Lionel Bart: 1930. His professional songwriting career began in the 1950s when he began churning out pop hits for several British singers. But he is best known as the author for the book, music and lyrics for the smash 1960 London musical Oliver!, based on the Charles Dickens novel. When the show opened on Broadway two years later, it earned him a Tony for Best Original Score. In 1963, he wrote the theme song for the the James Bond film From Russia With Love. Bart’s style — and lifestyle — came to epitomize early 1960s Britain, palling around with Noel Coward, Brian Epstein, Judy Garland, Shirley Bassey, and even Princess Margaret, who called him a “silly bugger” for squandering his money.
Bart continued writing for the West End, scoring respectable successes with Blitz! (1962) and Maggie May (1964), but Twang! (1965) was a horrible flop, and La Strada (1960) closed on Broadway after only one performance. By then, he has broke and in serious decline due to alcoholism and LSD. By 1972, he was bankrupt and slid further into drinking and depression. He sobered up in the early 1990s, but between his diabetes and nearly-destroyed liver, his health was permanently damaged. He died in 1999 after a long battle with cancer.
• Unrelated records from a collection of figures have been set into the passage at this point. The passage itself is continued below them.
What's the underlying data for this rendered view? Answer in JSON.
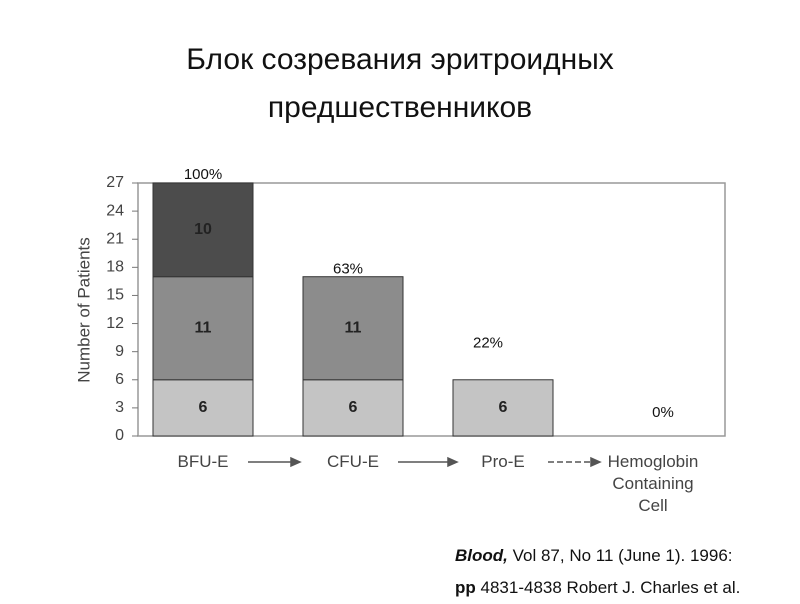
{
  "title": "Блок созревания эритроидных предшественников",
  "chart_data": {
    "type": "stacked_bar",
    "y_label": "Number of Patients",
    "categories": [
      "BFU-E",
      "CFU-E",
      "Pro-E",
      "Hemoglobin Containing Cell"
    ],
    "series": [
      {
        "color": "#c4c4c4",
        "values": [
          6,
          6,
          6,
          0
        ]
      },
      {
        "color": "#8c8c8c",
        "values": [
          11,
          11,
          0,
          0
        ]
      },
      {
        "color": "#4c4c4c",
        "values": [
          10,
          0,
          0,
          0
        ]
      }
    ],
    "annotations": [
      "100%",
      "63%",
      "22%",
      "0%"
    ],
    "ylim": [
      0,
      27
    ],
    "yticks": [
      0,
      3,
      6,
      9,
      12,
      15,
      18,
      21,
      24,
      27
    ]
  },
  "citation": {
    "journal": "Blood,",
    "details": "Vol 87, No 11 (June 1). 1996:",
    "pages_label": "pp",
    "pages": "4831-4838 Robert J. Charles et al."
  }
}
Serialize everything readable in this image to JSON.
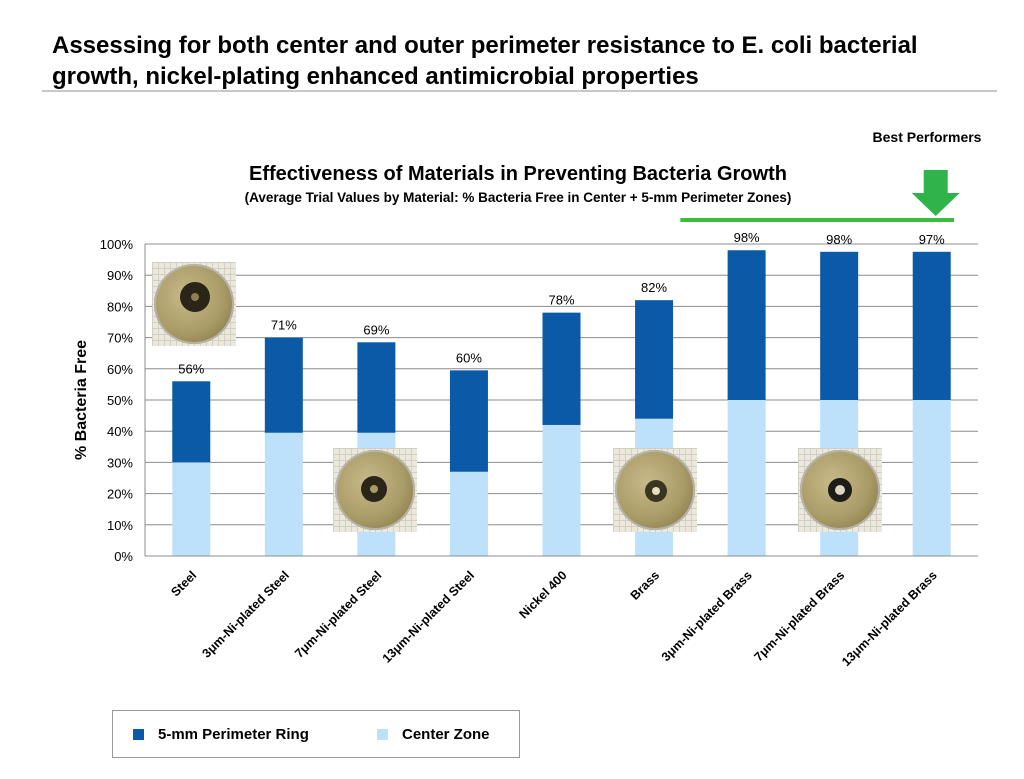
{
  "slide_title": "Assessing for both center and outer perimeter resistance to E. coli bacterial growth, nickel-plating enhanced antimicrobial properties",
  "callout": {
    "label": "Best Performers",
    "colors": {
      "arrow": "#2fb34a",
      "line": "#3dbb3d"
    },
    "marker": "down-arrow-icon"
  },
  "chart_data": {
    "type": "bar",
    "stacked": true,
    "title": "Effectiveness of Materials in Preventing Bacteria Growth",
    "subtitle": "(Average Trial Values by Material: % Bacteria Free in Center + 5-mm Perimeter Zones)",
    "ylabel": "% Bacteria Free",
    "xlabel": "",
    "ylim": [
      0,
      100
    ],
    "yticks": [
      "0%",
      "10%",
      "20%",
      "30%",
      "40%",
      "50%",
      "60%",
      "70%",
      "80%",
      "90%",
      "100%"
    ],
    "grid": true,
    "legend_position": "bottom-left",
    "categories": [
      "Steel",
      "3μm-Ni-plated Steel",
      "7μm-Ni-plated Steel",
      "13μm-Ni-plated Steel",
      "Nickel 400",
      "Brass",
      "3μm-Ni-plated Brass",
      "7μm-Ni-plated Brass",
      "13μm-Ni-plated Brass"
    ],
    "series": [
      {
        "name": "Center Zone",
        "color": "#bde0fb",
        "values": [
          30,
          39.5,
          39.5,
          27,
          42,
          44,
          50,
          50,
          50
        ]
      },
      {
        "name": "5-mm Perimeter Ring",
        "color": "#0b5aa8",
        "values": [
          26,
          30.5,
          29,
          32.5,
          36,
          38,
          48,
          47.5,
          47.5
        ]
      }
    ],
    "data_labels": [
      "56%",
      "71%",
      "69%",
      "60%",
      "78%",
      "82%",
      "98%",
      "98%",
      "97%"
    ]
  },
  "legend": [
    {
      "label": "5-mm Perimeter Ring",
      "color": "#0b5aa8"
    },
    {
      "label": "Center Zone",
      "color": "#bde0fb"
    }
  ]
}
Yves Saint Laurent: 1936. One of the greatest names in fashion got his start at another storied fashion house, Christian Dior. In 1957, Dior was so impressed with Saint Laurent’s designs that Dior named Saint Laurent to succeed him as designer. When Dior died suddenly later that year, Saint Laurent became the head designer at the House of Dior at the age of 21. Saint Laurent’s 1958 collection is credited for saving the firm. In 1958 and 1959, the forms owner, Marcel Boussac, reportedly pressured the French government not to draft Saint Laurent into the army to fight in the Algerian War of Independence, but after the critically panned 1960 season, Saint Laurent suddenly found himself without a job, conscripted and undergoing combat training.
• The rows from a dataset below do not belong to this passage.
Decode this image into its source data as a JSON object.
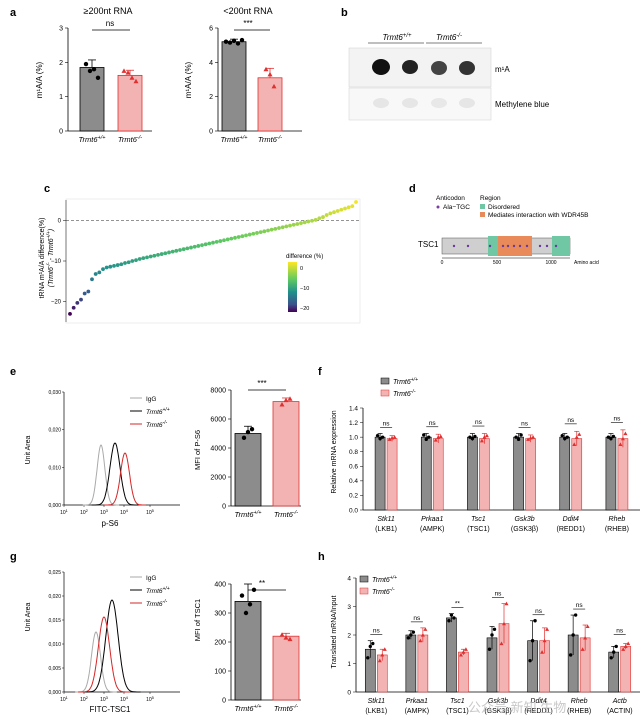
{
  "panel_letters": {
    "a": "a",
    "b": "b",
    "c": "c",
    "d": "d",
    "e": "e",
    "f": "f",
    "g": "g",
    "h": "h"
  },
  "genotypes": {
    "wt": "Trmt6+/+",
    "ko": "Trmt6-/-"
  },
  "colors": {
    "wt_fill": "#8c8c8c",
    "ko_fill": "#f4b3b3",
    "ko_edge": "#e03030",
    "accent_red": "#d62728",
    "disordered": "#6fc7a4",
    "wdr45b": "#e88a5a"
  },
  "panel_a": {
    "left": {
      "title": "≥200nt RNA",
      "ylabel": "m¹A/A (%)",
      "sig": "ns",
      "yticks": [
        "0",
        "1",
        "2",
        "3"
      ]
    },
    "right": {
      "title": "<200nt RNA",
      "ylabel": "m¹A/A (%)",
      "sig": "***",
      "yticks": [
        "0",
        "2",
        "4",
        "6"
      ]
    }
  },
  "panel_b": {
    "header_wt": "Trmt6+/+",
    "header_ko": "Trmt6-/-",
    "row1": "m¹A",
    "row2": "Methylene blue"
  },
  "panel_c": {
    "ylabel": "tRNA m¹A/A difference(%)",
    "ylabel2": "(Trmt6-/- - Trmt6+/+)",
    "yticks": [
      "0",
      "−10",
      "−20"
    ],
    "legend_title": "difference (%)",
    "legend_ticks": [
      "0",
      "−10",
      "−20"
    ]
  },
  "panel_d": {
    "legend_anticodon": "Anticodon",
    "legend_ala": "Ala−TGC",
    "legend_region": "Region",
    "legend_disordered": "Disordered",
    "legend_wdr": "Mediates interaction with WDR45B",
    "protein": "TSC1",
    "ticks": [
      "0",
      "500",
      "1000"
    ],
    "axis_unit": "Amino acid"
  },
  "panel_e": {
    "xlabel": "p-S6",
    "ylabel": "Unit Area",
    "yticks": [
      "0,000",
      "0,010",
      "0,020",
      "0,030"
    ],
    "legend": [
      "IgG",
      "Trmt6+/+",
      "Trmt6-/-"
    ],
    "bar": {
      "ylabel": "MFI of P-S6",
      "sig": "***",
      "yticks": [
        "0",
        "2000",
        "4000",
        "6000",
        "8000"
      ]
    }
  },
  "panel_f": {
    "ylabel": "Relative mRNA expression",
    "yticks": [
      "0.0",
      "0.2",
      "0.4",
      "0.6",
      "0.8",
      "1.0",
      "1.2",
      "1.4"
    ],
    "genes": [
      "Stk11",
      "Prkaa1",
      "Tsc1",
      "Gsk3b",
      "Ddit4",
      "Rheb"
    ],
    "proteins": [
      "(LKB1)",
      "(AMPK)",
      "(TSC1)",
      "(GSK3β)",
      "(REDD1)",
      "(RHEB)"
    ],
    "sigs": [
      "ns",
      "ns",
      "ns",
      "ns",
      "ns",
      "ns"
    ]
  },
  "panel_g": {
    "xlabel": "FITC-TSC1",
    "ylabel": "Unit Area",
    "yticks": [
      "0,000",
      "0,005",
      "0,010",
      "0,015",
      "0,020",
      "0,025"
    ],
    "legend": [
      "IgG",
      "Trmt6+/+",
      "Trmt6-/-"
    ],
    "bar": {
      "ylabel": "MFI of TSC1",
      "sig": "**",
      "yticks": [
        "0",
        "100",
        "200",
        "300",
        "400"
      ]
    }
  },
  "panel_h": {
    "ylabel": "Translated mRNA/Input",
    "yticks": [
      "0",
      "1",
      "2",
      "3",
      "4"
    ],
    "genes": [
      "Stk11",
      "Prkaa1",
      "Tsc1",
      "Gsk3b",
      "Ddit4",
      "Rheb",
      "Actb"
    ],
    "proteins": [
      "(LKB1)",
      "(AMPK)",
      "(TSC1)",
      "(GSK3β)",
      "(REDD1)",
      "(RHEB)",
      "(ACTIN)"
    ],
    "sigs": [
      "ns",
      "ns",
      "**",
      "ns",
      "ns",
      "ns",
      "ns"
    ]
  },
  "watermark": "公众号 新知 生物",
  "chart_data": [
    {
      "type": "bar",
      "id": "a-left",
      "title": "≥200nt RNA",
      "ylabel": "m¹A/A (%)",
      "ylim": [
        0,
        3
      ],
      "categories": [
        "Trmt6+/+",
        "Trmt6-/-"
      ],
      "values": [
        1.85,
        1.62
      ]
    },
    {
      "type": "bar",
      "id": "a-right",
      "title": "<200nt RNA",
      "ylabel": "m¹A/A (%)",
      "ylim": [
        0,
        6
      ],
      "categories": [
        "Trmt6+/+",
        "Trmt6-/-"
      ],
      "values": [
        5.2,
        3.1
      ]
    },
    {
      "type": "scatter",
      "id": "c",
      "ylabel": "tRNA m¹A/A difference(%)",
      "ylim": [
        -25,
        5
      ],
      "values": [
        -23,
        -21.5,
        -20.3,
        -19.5,
        -18,
        -17.5,
        -14.5,
        -13.2,
        -12.8,
        -12,
        -11.6,
        -11.4,
        -11.2,
        -11,
        -10.8,
        -10.5,
        -10.3,
        -10,
        -9.8,
        -9.5,
        -9.3,
        -9.1,
        -8.9,
        -8.7,
        -8.5,
        -8.3,
        -8.1,
        -7.9,
        -7.7,
        -7.5,
        -7.3,
        -7.1,
        -6.9,
        -6.7,
        -6.5,
        -6.3,
        -6.1,
        -5.9,
        -5.7,
        -5.5,
        -5.3,
        -5.1,
        -4.9,
        -4.7,
        -4.5,
        -4.3,
        -4.1,
        -3.9,
        -3.7,
        -3.5,
        -3.3,
        -3.1,
        -2.9,
        -2.7,
        -2.5,
        -2.3,
        -2.1,
        -1.9,
        -1.7,
        -1.5,
        -1.3,
        -1.1,
        -0.9,
        -0.7,
        -0.5,
        -0.3,
        -0.1,
        0.1,
        0.5,
        0.8,
        1.3,
        1.7,
        2,
        2.3,
        2.6,
        2.9,
        3.2,
        3.5,
        4.5
      ]
    },
    {
      "type": "bar",
      "id": "e-bar",
      "ylabel": "MFI of P-S6",
      "ylim": [
        0,
        8000
      ],
      "categories": [
        "Trmt6+/+",
        "Trmt6-/-"
      ],
      "values": [
        5000,
        7200
      ]
    },
    {
      "type": "bar",
      "id": "f",
      "ylabel": "Relative mRNA expression",
      "ylim": [
        0,
        1.4
      ],
      "categories": [
        "Stk11",
        "Prkaa1",
        "Tsc1",
        "Gsk3b",
        "Ddit4",
        "Rheb"
      ],
      "series": [
        {
          "name": "Trmt6+/+",
          "values": [
            1.0,
            1.0,
            1.0,
            1.0,
            1.0,
            1.0
          ]
        },
        {
          "name": "Trmt6-/-",
          "values": [
            0.98,
            0.98,
            0.98,
            0.98,
            0.98,
            0.98
          ]
        }
      ]
    },
    {
      "type": "bar",
      "id": "g-bar",
      "ylabel": "MFI of TSC1",
      "ylim": [
        0,
        400
      ],
      "categories": [
        "Trmt6+/+",
        "Trmt6-/-"
      ],
      "values": [
        340,
        220
      ]
    },
    {
      "type": "bar",
      "id": "h",
      "ylabel": "Translated mRNA/Input",
      "ylim": [
        0,
        4
      ],
      "categories": [
        "Stk11",
        "Prkaa1",
        "Tsc1",
        "Gsk3b",
        "Ddit4",
        "Rheb",
        "Actb"
      ],
      "series": [
        {
          "name": "Trmt6+/+",
          "values": [
            1.5,
            2.0,
            2.6,
            1.9,
            1.8,
            2.0,
            1.4
          ]
        },
        {
          "name": "Trmt6-/-",
          "values": [
            1.3,
            2.0,
            1.4,
            2.4,
            1.8,
            1.9,
            1.6
          ]
        }
      ]
    }
  ]
}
This would be Saint Laurent’s low point. Hazed by fellow soldiers, he lasted only 20 days in the military before he was sent to a military hospital due to stress. While there, he was placed under sedation and given psychoactive drugs and electroconvulsive therapy. Years later, he would point to this period as the genesis for his later problems with drinking and drug addictions.
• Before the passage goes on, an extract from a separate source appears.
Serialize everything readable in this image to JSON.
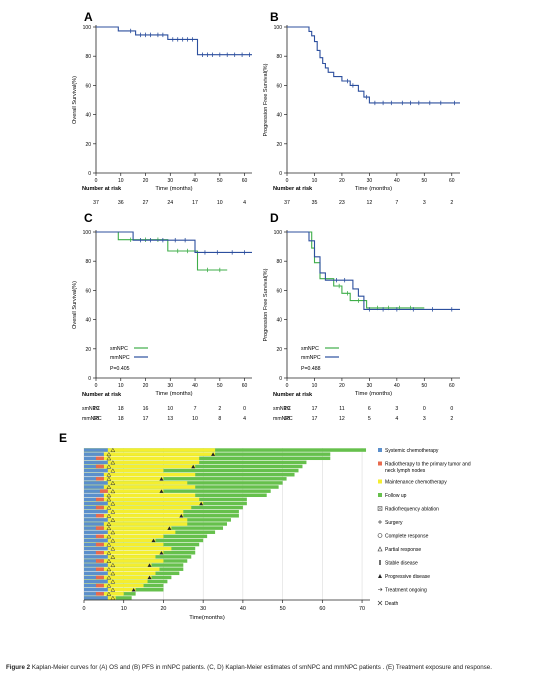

After he was released later that year, Saint Laurnet and his partner, Pierre Bergé, founded their own fashion house under Saint Laurent’s name. Throughout the 1960s and 1970s, Saint Laurent would set several fashion trends: safari jackets, tall thigh-high boots, and the Le Smoking tuxedo suit for women. He was also the first major French designer to come out with a full ready-to-wear line, and he was the first designer to feature non-Caucasian models on his runway. His personal life also indulged in several 1960s and 1970s trends: partying at Regine’s and Studio 54, drinking and snorting cocaine. He nevertheless maintained a hectic schedule of designing two full haute couture and ready-to-wear lines each year even though, because of his drug use, he could barely walk down the runway at the end of some of his shows. After 1987, he began turning his design work over to his assistants. He retired completely in 2002 and died in 2008 of brain cancer in Paris.